Still in the midst of digital detox, celebrating a month of mindfulness and time for self. The above was from the most recent Splash! Carnival by Creasionaid on a Saturday evening on my own. Tomorrow would begin the countdown of the last 20 work days left in Raffles Hospital’s Rehabilitation Centre. In my tendency to dramatize milestones as such, I hope for this piece to shine light on the insights to the healthcare industry that this 6-month commitment has offered me, albeit limited.
The Rehabilitation Centre sees patients who require long-term care. More often than not, their recovery requires their sustained commitment and frequent dedication. I observe close cooperation between the therapists and their patients in designing treatment plans and learning therapeutic exercises (only a small fraction of the amazing work that these professionals do). It is exactly the emotional support, on top of the medical assistance, ‘prescribed’ by the therapists that makes the nature of rehabilitation work by allied health professionals incredibly inspiring for me.
Thankful for the opportunity to shadow therapists and encounter patients on a personal level in treatment rooms, I hear countless stories everyday as our conversations revolve around stories of how they got injured, how they lead their day-to-day lives differently now and anything else at all that matters to them in this time. They could be stories of pain (and painkillers), of inconvenience (and public insensitivity), or of mixed feelings (sometimes, despair). From the days of the Future of Us Engagement Sessions, I have gained insight on gaps in Singapore’s healthcare system. For too long, we have turned to doctors for diagnosis and treatment regardless of where our needs lie on the spectrum of possible forms of “healthcare”. Our understanding of “healthcare” is limited to what really is “disease-care” – the Accident and Emergency hospital departments and the all-in-one General Practitioners in polyclinics. Potential in aspiring healthcare professionals and a more well-informed public should see this evolve, slowly but surely.
We all desire ‘healthcare’, not ‘disease-care’. “No time” is a common excuse for any inaction amongst the local population. The rat race for financial security in a culture like ours has (almost) necessitated long working hours as a testament of diligence. Herein lies our hidden assumption that hard work will definitely translate into results and financial gains. A large proportion of locals who visit us are the elderly. The reality that our demographic changes will create an ageing population is not as scary as the truth that our lifestyle will lead to most of our elderly ageing in sickness. Years down the road, with the urgency for answers, some may say “Singapore’s sickly, aged population today can be attributed to the lack of foresight from the young of yesterday”. For as long as we can help it, I hope that we can focus on prevention rather than cure.

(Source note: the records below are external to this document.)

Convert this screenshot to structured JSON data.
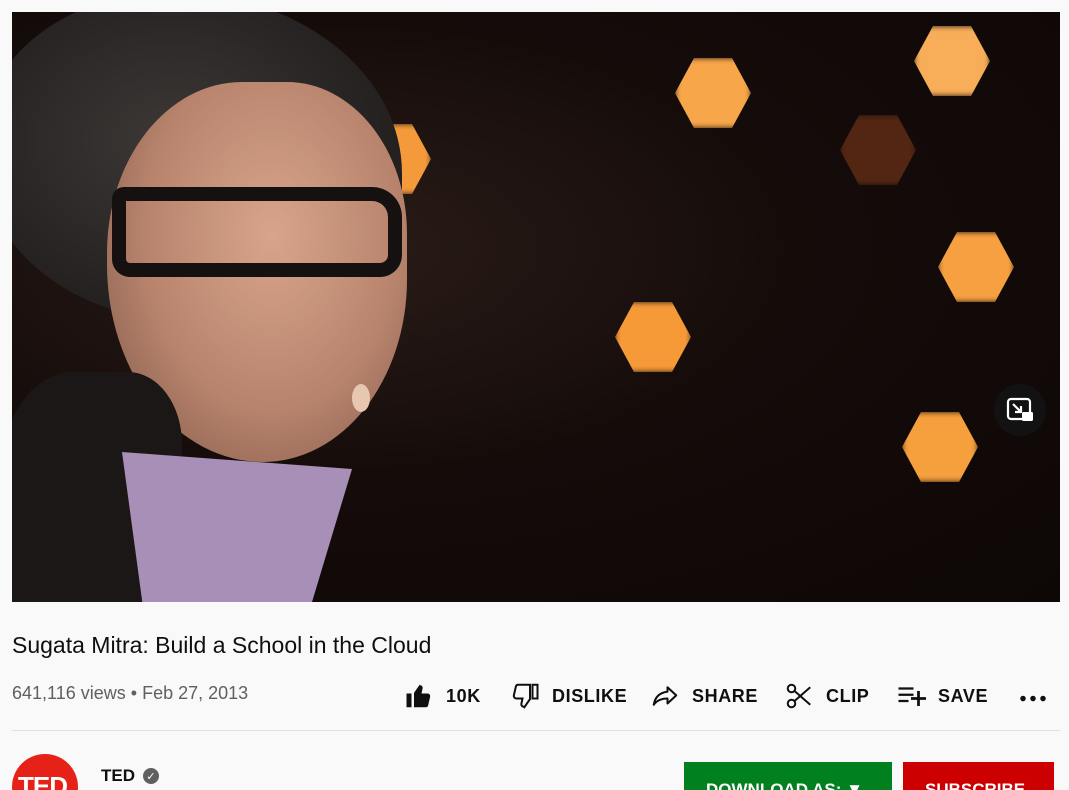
{
  "video": {
    "title": "Sugata Mitra: Build a School in the Cloud",
    "views": "641,116 views",
    "separator": "•",
    "date": "Feb 27, 2013"
  },
  "actions": {
    "like_count": "10K",
    "dislike_label": "DISLIKE",
    "share_label": "SHARE",
    "clip_label": "CLIP",
    "save_label": "SAVE"
  },
  "channel": {
    "name": "TED",
    "avatar_text": "TED",
    "verified_mark": "✓"
  },
  "buttons": {
    "download_label": "DOWNLOAD AS: ▼",
    "subscribe_label": "SUBSCRIBE"
  },
  "icons": [
    "like-icon",
    "dislike-icon",
    "share-icon",
    "clip-icon",
    "save-icon",
    "more-icon",
    "miniplayer-icon",
    "verified-icon"
  ],
  "colors": {
    "download": "#00801f",
    "subscribe": "#cc0000",
    "avatar": "#e62117",
    "meta_text": "#606060"
  }
}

Developing an individual responsibility for our own health should be top priority: the government can subsidize the cost of screening tests and medical check-ups but it would take an understanding of the importance of prevention to bring ourselves to these clinics for regular check-ups. The value of prevention is often underestimated because absence is more difficult to quantify (and hence, justify). It is easier to justify money spent on a cough syrup to cure a cough, than to justify money spent on supplements to enhance our immune system, and “prevent” a cough. Who knew if the cough would necessarily happen anyway?
Having learned the impossibility of utilitarianism and the failings of communism, I understand the need to manage my expectations in our society developing a sense of shared responsibility toward our nation’s health. Pessimism aside, we can still strive towards our ideals so we can close the gap between “what it is” and “what it could be” as effectively as possible. A question I’ve often revisited since I’ve worked in the hospital is, “how might we, as a society, decide to do away with cigarettes?” For as long as the environment we live in has substantial numbers of smokers, our common aggregate for air cleanliness and hence lung health will remain lower than possible. In that same way, we will continue to develop spinal injuries in a matter of time for as long as we propagate long working hours in front of the desk and our digital devices.
In spite of the abovementioned qualms on the limited (though growing) focus on prevention and the lack of shared responsibility, months at the hospital has only left me more hopeful. Hopeful because of the growing allied health industry and because of the clear commitment of many patients, dedicated to their recovery amidst other priorities. I appreciate the sense of commitment these patients have especially because it is a commitment that comes only with privilege – to be able to put aside other priorities and commit financially and emotionally to treatment is a decision not everyone can make. The commitment to healthcare doesn’t come from just individuals but as a consensus in a community. I am hopeful that we will find means of reconciling one another’s limitations so as to strive towards a healthier society. Not just one with less sickness, but one with more well-being.